Sunday, March 22, 2009

WHISKY NEAT: Interview Part II


My friend Brendan Huffman was nice enough to take my picture in front of the SEPTA add for my play. He told me I had to smile or he would sock me one.

THE SECOND QUESTION FROM A CURIOUS TEMPLE U. STUDENT
(I went back and added some stuff to my answers. I always think of just the thing to say afterwords.)

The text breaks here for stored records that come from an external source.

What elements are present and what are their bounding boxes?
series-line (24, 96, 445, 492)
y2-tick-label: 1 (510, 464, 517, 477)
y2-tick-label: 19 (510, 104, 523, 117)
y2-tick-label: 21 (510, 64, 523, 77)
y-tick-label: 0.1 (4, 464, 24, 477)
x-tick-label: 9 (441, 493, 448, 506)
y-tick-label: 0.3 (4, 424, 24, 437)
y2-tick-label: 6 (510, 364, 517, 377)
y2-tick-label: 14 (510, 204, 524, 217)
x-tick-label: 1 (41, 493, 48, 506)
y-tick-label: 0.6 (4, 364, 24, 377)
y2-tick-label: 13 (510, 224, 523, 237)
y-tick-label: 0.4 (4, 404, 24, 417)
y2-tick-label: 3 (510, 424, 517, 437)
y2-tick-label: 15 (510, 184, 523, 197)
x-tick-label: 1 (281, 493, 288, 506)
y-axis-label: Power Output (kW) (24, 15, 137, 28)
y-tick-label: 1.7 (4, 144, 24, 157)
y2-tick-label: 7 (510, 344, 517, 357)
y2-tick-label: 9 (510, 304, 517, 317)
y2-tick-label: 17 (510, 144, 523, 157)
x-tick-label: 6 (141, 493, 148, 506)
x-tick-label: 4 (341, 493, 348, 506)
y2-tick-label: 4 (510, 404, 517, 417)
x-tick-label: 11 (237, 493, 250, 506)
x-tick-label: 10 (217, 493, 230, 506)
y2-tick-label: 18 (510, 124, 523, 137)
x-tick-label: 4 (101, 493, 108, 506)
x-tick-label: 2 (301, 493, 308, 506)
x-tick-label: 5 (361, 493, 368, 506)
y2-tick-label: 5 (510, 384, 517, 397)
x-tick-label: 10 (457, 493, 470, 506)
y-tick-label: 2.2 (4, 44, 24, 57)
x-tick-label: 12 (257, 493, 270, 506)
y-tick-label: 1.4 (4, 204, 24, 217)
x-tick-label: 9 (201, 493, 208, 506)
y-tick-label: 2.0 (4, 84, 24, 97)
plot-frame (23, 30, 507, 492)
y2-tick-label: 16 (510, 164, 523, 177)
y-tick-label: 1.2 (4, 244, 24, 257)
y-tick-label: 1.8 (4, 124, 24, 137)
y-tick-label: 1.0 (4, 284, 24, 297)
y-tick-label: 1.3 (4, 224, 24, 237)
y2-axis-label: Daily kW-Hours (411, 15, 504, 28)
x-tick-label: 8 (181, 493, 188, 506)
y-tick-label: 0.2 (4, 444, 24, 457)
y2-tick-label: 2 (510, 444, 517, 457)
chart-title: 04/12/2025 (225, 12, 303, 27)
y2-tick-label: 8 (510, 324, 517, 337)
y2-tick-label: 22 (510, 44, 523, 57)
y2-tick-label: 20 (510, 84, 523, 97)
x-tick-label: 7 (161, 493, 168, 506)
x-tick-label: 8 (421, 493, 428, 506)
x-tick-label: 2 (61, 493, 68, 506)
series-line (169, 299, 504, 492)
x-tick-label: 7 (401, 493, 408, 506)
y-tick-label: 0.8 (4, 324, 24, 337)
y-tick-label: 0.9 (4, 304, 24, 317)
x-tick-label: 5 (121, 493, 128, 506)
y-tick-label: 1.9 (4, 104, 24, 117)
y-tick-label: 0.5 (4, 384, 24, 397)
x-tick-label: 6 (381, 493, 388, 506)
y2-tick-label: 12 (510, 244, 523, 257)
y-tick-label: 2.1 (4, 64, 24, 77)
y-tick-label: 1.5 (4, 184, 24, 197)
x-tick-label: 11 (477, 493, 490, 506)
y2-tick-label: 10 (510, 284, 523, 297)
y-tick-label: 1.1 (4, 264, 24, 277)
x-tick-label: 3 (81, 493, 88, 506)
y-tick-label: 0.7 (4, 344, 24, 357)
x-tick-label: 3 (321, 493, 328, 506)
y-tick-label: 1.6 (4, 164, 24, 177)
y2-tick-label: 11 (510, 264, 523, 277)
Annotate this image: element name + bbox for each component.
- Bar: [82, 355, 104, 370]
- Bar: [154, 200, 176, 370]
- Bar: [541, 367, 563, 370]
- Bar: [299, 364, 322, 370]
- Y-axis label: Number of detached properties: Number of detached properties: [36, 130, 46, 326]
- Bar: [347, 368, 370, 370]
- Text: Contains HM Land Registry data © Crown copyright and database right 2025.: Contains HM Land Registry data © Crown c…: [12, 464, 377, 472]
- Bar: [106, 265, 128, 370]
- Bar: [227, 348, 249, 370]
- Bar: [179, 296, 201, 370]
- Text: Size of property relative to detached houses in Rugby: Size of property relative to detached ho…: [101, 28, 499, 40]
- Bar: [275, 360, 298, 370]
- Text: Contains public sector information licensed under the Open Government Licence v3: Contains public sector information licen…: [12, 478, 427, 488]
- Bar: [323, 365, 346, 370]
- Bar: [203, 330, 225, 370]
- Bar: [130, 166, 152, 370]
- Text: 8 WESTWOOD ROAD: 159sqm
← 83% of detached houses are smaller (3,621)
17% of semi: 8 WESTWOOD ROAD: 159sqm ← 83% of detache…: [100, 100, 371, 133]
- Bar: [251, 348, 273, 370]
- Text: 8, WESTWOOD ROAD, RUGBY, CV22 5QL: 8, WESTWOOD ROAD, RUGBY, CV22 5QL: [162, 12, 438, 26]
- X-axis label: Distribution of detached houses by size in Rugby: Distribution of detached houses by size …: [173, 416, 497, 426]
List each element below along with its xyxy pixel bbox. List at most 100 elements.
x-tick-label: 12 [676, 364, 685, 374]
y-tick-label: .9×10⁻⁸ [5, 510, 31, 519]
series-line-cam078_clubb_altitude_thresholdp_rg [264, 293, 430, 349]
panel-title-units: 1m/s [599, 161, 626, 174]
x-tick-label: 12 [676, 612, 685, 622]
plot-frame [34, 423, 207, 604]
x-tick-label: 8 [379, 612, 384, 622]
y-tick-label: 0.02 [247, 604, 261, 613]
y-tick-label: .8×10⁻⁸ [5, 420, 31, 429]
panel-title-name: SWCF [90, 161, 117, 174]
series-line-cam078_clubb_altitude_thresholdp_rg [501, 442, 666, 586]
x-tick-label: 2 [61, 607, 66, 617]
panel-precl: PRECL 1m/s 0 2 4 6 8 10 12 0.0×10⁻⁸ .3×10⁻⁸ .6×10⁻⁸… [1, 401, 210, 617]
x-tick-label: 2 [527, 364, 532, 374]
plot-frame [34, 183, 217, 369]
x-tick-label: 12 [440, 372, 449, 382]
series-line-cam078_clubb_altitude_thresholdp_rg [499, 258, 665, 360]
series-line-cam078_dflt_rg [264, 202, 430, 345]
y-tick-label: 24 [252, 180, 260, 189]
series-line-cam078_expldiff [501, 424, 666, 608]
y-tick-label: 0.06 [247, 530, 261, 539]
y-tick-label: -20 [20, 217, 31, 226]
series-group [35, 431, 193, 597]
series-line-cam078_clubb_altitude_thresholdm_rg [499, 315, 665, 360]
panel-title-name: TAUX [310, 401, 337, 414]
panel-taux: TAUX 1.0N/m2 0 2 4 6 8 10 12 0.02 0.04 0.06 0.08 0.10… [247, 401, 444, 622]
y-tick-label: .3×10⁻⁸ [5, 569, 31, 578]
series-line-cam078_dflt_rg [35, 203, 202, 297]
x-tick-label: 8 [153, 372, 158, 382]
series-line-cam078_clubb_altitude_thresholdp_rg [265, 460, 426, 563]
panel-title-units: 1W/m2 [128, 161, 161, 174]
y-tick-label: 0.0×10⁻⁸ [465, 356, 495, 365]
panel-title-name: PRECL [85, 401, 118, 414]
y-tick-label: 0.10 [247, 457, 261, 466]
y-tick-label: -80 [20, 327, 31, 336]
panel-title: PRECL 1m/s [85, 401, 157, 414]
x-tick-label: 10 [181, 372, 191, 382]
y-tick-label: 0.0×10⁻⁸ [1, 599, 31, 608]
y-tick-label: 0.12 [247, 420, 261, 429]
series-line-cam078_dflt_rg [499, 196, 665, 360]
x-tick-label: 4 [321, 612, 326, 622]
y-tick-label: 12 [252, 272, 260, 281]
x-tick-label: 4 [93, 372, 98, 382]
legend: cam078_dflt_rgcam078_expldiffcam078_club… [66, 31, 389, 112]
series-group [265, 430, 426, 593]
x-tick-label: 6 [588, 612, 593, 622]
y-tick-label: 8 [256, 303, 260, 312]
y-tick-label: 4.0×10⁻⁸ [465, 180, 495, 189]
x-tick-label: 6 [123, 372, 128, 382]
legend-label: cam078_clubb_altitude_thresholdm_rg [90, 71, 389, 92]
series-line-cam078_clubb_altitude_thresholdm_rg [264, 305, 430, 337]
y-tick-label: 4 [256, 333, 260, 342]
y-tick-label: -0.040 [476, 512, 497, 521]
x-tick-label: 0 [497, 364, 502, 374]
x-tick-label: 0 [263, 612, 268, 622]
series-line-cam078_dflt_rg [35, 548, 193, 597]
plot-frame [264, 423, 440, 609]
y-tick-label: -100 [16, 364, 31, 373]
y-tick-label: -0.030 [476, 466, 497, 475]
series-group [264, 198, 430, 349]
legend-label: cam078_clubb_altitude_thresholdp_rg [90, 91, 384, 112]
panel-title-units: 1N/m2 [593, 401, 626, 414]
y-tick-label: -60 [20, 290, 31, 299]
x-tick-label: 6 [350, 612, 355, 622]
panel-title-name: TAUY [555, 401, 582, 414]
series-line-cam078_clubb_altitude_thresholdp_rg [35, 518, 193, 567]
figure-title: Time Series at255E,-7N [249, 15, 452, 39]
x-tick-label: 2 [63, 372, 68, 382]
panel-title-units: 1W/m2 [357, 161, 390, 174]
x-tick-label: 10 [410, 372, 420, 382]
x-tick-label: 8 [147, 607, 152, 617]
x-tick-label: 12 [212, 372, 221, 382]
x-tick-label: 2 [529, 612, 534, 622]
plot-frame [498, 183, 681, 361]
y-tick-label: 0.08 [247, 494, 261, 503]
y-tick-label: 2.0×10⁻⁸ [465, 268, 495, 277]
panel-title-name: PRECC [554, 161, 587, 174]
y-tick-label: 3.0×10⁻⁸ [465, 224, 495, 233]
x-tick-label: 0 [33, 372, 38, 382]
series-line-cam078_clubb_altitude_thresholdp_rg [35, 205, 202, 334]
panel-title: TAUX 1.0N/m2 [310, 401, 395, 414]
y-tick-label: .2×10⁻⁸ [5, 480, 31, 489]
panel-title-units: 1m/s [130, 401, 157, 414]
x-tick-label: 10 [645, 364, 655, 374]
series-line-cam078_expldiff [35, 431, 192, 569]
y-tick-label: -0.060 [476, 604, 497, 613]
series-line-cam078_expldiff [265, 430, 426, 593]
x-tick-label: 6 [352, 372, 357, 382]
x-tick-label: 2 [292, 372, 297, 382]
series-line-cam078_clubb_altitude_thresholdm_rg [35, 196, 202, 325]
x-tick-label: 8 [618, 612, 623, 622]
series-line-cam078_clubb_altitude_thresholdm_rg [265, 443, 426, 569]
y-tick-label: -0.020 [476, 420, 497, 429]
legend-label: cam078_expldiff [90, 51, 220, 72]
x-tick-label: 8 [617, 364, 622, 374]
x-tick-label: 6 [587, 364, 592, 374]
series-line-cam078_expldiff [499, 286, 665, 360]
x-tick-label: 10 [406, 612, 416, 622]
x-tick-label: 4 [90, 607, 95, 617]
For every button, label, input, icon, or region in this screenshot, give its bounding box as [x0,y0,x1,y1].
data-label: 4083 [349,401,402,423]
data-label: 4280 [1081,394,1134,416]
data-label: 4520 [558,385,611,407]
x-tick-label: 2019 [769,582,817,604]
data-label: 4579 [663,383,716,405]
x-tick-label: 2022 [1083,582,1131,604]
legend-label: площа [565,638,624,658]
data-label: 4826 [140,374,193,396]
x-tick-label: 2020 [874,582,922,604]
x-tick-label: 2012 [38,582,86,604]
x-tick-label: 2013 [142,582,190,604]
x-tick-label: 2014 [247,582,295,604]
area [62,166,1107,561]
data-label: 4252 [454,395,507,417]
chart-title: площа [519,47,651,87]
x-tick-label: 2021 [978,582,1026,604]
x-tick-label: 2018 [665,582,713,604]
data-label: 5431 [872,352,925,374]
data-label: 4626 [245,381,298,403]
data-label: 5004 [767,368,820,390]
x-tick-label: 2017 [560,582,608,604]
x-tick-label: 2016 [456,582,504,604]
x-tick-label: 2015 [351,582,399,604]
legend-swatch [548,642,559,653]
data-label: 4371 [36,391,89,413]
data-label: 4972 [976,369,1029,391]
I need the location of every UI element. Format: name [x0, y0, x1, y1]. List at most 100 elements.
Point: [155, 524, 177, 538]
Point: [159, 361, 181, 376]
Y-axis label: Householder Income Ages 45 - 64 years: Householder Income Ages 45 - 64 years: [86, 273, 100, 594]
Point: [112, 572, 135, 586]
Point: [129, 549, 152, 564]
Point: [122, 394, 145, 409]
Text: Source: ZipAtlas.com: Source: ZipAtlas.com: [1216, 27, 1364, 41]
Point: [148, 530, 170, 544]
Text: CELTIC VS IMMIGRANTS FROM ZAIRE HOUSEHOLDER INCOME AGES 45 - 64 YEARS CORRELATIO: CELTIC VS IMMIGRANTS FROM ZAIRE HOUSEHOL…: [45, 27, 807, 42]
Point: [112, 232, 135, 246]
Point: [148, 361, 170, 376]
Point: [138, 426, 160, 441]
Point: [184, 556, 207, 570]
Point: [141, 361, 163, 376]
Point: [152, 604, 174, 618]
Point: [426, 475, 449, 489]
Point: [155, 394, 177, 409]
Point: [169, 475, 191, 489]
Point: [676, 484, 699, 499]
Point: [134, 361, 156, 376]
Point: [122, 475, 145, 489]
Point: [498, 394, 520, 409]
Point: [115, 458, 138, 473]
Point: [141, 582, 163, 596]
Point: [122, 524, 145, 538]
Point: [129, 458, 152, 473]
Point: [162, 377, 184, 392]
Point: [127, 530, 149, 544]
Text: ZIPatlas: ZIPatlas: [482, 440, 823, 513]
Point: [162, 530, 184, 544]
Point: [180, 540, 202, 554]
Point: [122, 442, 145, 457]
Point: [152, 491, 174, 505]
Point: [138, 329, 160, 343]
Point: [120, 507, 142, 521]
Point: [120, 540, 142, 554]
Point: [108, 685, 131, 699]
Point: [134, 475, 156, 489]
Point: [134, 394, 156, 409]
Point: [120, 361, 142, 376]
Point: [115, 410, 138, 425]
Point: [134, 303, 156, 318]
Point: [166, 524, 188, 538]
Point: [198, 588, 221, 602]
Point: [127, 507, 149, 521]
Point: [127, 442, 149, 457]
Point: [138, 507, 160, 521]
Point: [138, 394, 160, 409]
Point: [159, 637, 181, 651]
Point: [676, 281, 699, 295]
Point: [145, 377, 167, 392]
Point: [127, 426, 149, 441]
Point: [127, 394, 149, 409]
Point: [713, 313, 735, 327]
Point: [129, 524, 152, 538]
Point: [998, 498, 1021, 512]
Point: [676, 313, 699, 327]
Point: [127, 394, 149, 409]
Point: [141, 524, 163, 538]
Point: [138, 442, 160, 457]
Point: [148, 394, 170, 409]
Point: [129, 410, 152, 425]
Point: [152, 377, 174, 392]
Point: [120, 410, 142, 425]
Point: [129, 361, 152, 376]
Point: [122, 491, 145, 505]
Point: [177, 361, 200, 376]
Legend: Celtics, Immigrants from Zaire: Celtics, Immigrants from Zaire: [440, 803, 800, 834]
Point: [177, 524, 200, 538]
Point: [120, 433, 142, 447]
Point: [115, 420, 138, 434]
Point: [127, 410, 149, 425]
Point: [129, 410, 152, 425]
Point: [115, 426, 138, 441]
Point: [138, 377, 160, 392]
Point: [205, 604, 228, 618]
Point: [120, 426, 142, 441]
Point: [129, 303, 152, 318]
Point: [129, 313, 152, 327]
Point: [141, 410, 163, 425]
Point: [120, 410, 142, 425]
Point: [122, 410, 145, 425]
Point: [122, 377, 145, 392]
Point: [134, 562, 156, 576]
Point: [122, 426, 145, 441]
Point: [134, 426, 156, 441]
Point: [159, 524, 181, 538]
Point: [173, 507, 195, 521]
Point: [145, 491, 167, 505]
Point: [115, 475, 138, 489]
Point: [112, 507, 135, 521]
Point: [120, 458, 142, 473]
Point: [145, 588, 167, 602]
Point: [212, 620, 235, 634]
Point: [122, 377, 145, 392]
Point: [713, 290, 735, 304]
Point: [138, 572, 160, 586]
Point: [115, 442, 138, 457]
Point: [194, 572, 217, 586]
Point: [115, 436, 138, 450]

2. What inspired you to write this play? Did you change DASEIN's
story line at all for WHISKY NEAT?

I'm not sure I know what inspiration is -- at least not as far as writing is concerned. My plays are just these very powerful daydreams. Not sure how to explain... There are times I become aware that I am daydreaming of something very specific: a world that seems as real -- more real even -- than this one. It's more of a choice to further explore that world or try to shut it out. I've never had much success at shutting it out completely. There are some I have the courage or misfortune or obsessiveness or luck or stupidity to follow. And some I don't for some reason. I've never figured out why. These dreams, of course, contain many elements from my everyday life, just as any normal dream tends to have these elements. For instance, I worked as a parking valet at maybe half-a-dozen restaurants around Philly, so that is a central element to the play. For some reason the dream that began as DASEIN never left me. I don't know why. Perhaps because it was pretty much my first experiment with real narrative. My plays before that point -- before I was 24 or so -- were these sort of strange experiments with rhythmic language. Almost every line of WHISKY NEAT is completely different than DASEIN, and it's more than double in length. It's the same characters though. The through line is the same in the sense that the same big dramatic event occurs. (I don't want to give anything away by mentioning what that is.) But DASEIN was closer to a short story in structure. It really just had one dramatic movement: a big bang happens and we watch how the characters deal with that. In a full-length drama there needs to be -- for me at least -- a kind of ricochet effect. There are a chain of events -- an arch rather than a snapshot.


Elena Bossler didn't truly get started with us until March 14, the day this little clip was taken. Notice that on her first day of rehearsal she sort of casually throws the script on the table, and continues word perfect. In this little moment her character, Alex, is talking to Handsome (Luigi Sottile) about her BMW. I was actually attempting to take a still photo, but had the wrong setting on the camera.